Lestarikan Kembali Pangan Lokal Indonesia

aneka-jajanan-pasar Betapa kayanya Indonesia. Apa yang tidak bisa ditanam di Indonesia. Kita semua harus mensyukuri atas semua pemberian Tuhan Yang Maha Esa kepada bangsa Indonesia yaitu  pemberian  berbagai macam bahan makanan, laus yang luas, laut yang hasilnya melimpah, tanah yang luas, tanah yang subur, sehingga apa yang di tanam bisa tumbuh dan menghasilkan pangan.

Indonesia mempunyai kelebihan yang luar biasa bila dibanding dengan bangsa-bangsa lain di dunia. Apapun yang kita tanam bisa tumbuh bahkan orang Belanda bilang di Indonesia jari di tanam bisa tumbuh. Itu artinya bahwa wilayah Indonesia ini memang betul-betul sangat subur dan kaya akan berbagai macam pangan lokalnya.

Pangan lokal sesungguhnya merupakan bentuk kekayaan budaya kuliner kita. Keanekaragamannya yang terbentuk atas dasar ketersediaan bahan baku dan kebutuhan lokal, menjadikannya memiliki tingkat kesesuaian yang tinggi dengan kebutuhan masyarakat akan energi bagi tubuhnya. Seperti halnya umbi-umbian.

Saat ini, umbi yang masih kita kenal hanya ubi jalar dan ubi kayu saja. Bagi kita, nama-nama umbi seperti gembili, ganyong, uwi, suweg, gadung, bentoel dan lain-lain terdengar asing ditelinga. Apalagi untuk anak-anak, saat ini mereka banyak yang tidak kenal jajanan pasar seperti gatot, tiwul, blendong/blendus/gronthol, jemblem, combro, cenil, klepon, gempo yang semakin lama semakin tenggelam dengan banyaknya makanan kemasan di warung-warung sekitar.

Selama ini makanan umbian masih kurang diminati karena masyarakat menilai pangan umbian saat ini ketinggalan zaman. Akibatnya pangan tersebut jarang sekali disajikan sebagai hidangan sehari-hari atau sebagai camilan. Masyarakat kini masih memandang bahwa makanan Barat yang siap saji (fast food) lebih baik, sehat dan higienis. Padahal, makanan tersebut hampir seluruhnya menggunakan bahan baku terigu yang bahan bakunya di impor, seperti pizza atau mie.

Umbi-umbianSiapa bilang umbi-umbian adalah makanan desa, ketinggalan zaman dan tak bergizi.

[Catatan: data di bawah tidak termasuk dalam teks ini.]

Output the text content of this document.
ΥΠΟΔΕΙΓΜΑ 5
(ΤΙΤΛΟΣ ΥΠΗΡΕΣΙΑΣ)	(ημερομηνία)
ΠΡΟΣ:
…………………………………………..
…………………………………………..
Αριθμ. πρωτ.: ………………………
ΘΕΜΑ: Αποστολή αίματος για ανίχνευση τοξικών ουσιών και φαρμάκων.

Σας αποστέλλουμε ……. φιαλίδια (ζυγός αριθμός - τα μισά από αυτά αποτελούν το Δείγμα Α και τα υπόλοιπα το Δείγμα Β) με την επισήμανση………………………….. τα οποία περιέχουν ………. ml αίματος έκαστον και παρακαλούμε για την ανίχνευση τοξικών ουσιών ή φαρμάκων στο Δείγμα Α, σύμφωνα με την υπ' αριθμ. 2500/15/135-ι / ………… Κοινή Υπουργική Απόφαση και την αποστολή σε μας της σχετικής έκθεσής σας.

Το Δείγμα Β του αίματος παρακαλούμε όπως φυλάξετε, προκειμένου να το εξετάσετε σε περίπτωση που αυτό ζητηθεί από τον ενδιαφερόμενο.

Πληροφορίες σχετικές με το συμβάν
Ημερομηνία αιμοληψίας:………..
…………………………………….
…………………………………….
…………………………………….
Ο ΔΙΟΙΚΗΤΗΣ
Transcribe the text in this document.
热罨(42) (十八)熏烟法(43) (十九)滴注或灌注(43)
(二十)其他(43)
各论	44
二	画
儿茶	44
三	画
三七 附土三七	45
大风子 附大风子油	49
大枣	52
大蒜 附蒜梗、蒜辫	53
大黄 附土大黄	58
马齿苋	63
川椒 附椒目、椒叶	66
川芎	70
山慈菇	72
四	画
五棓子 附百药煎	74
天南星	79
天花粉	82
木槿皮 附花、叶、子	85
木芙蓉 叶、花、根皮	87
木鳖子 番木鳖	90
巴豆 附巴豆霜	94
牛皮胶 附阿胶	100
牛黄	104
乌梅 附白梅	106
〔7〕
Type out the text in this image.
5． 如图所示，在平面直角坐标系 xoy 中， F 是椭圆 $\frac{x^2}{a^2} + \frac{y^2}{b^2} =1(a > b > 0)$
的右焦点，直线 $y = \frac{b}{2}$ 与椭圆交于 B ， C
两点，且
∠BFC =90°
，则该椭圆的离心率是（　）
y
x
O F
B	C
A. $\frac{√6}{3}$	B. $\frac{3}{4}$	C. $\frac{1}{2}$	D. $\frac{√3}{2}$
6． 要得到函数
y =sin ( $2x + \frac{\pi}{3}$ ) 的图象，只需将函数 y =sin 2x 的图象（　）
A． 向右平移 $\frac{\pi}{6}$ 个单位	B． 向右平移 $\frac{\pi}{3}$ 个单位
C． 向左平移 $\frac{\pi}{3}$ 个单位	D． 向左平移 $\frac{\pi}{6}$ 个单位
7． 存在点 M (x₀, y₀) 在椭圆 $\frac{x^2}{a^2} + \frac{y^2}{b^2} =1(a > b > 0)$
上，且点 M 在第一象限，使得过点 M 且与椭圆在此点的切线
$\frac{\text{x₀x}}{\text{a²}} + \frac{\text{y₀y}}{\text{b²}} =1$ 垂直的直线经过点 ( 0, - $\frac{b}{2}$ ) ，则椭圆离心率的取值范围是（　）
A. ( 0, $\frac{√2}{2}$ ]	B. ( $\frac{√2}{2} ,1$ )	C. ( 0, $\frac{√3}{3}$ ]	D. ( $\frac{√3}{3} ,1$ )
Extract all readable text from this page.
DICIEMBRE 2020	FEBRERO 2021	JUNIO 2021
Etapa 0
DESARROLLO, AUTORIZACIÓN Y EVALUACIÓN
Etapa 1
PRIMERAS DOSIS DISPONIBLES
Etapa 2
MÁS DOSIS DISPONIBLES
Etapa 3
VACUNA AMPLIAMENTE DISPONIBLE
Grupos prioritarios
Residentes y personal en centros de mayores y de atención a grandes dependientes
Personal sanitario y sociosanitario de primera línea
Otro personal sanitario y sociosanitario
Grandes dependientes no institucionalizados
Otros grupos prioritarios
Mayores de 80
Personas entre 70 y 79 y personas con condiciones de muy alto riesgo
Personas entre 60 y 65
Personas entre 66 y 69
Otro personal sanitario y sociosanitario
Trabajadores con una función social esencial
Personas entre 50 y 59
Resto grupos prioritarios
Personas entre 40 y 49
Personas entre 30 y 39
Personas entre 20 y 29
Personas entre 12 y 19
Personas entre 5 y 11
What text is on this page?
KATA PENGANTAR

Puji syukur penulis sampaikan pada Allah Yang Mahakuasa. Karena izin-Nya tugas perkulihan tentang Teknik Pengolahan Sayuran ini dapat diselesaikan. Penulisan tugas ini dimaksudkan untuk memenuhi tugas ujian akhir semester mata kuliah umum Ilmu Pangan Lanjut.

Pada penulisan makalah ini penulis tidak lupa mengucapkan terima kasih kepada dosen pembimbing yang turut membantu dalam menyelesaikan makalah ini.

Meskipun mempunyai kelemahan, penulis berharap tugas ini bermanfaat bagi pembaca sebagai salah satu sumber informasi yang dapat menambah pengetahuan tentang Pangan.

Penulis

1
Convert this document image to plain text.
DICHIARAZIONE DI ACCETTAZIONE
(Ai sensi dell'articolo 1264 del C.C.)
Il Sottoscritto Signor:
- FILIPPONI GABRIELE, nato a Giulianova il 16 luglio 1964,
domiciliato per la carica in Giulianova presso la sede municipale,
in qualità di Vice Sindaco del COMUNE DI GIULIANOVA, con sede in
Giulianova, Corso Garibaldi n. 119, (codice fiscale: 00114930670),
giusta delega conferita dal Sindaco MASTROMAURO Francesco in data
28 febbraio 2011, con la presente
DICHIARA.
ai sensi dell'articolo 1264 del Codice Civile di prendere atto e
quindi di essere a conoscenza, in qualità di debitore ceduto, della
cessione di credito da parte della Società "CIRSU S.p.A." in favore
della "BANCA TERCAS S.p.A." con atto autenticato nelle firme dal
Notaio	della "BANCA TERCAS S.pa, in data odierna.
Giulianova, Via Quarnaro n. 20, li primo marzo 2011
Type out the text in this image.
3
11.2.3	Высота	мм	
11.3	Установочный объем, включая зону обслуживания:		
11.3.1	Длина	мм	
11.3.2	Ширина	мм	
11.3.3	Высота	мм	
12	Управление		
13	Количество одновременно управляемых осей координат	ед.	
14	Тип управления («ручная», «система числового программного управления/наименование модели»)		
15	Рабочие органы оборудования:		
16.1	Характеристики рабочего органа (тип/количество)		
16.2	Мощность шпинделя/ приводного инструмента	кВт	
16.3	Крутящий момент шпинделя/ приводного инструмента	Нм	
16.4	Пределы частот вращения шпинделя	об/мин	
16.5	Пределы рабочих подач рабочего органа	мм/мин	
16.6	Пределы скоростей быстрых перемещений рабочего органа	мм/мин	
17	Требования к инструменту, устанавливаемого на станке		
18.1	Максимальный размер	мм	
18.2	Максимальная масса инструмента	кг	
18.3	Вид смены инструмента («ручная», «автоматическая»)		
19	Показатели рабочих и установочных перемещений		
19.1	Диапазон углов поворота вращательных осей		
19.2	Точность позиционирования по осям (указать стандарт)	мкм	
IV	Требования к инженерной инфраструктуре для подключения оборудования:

Berdasarkan penelitian, umbi-umbian tersebut memiliki kandungan gizi yang tinggi. Suweg memiliki kandungan kalsium yang baik bagi pertumbuhan anak, dapat menguatkan tulang dan gigi baik bagi anak maupun orang dewasa. Begitu juga dengan kimpul, selain mengandung kalsium, juga mengandung kalori yang digunakan oleh tubuh untuk beraktifitas.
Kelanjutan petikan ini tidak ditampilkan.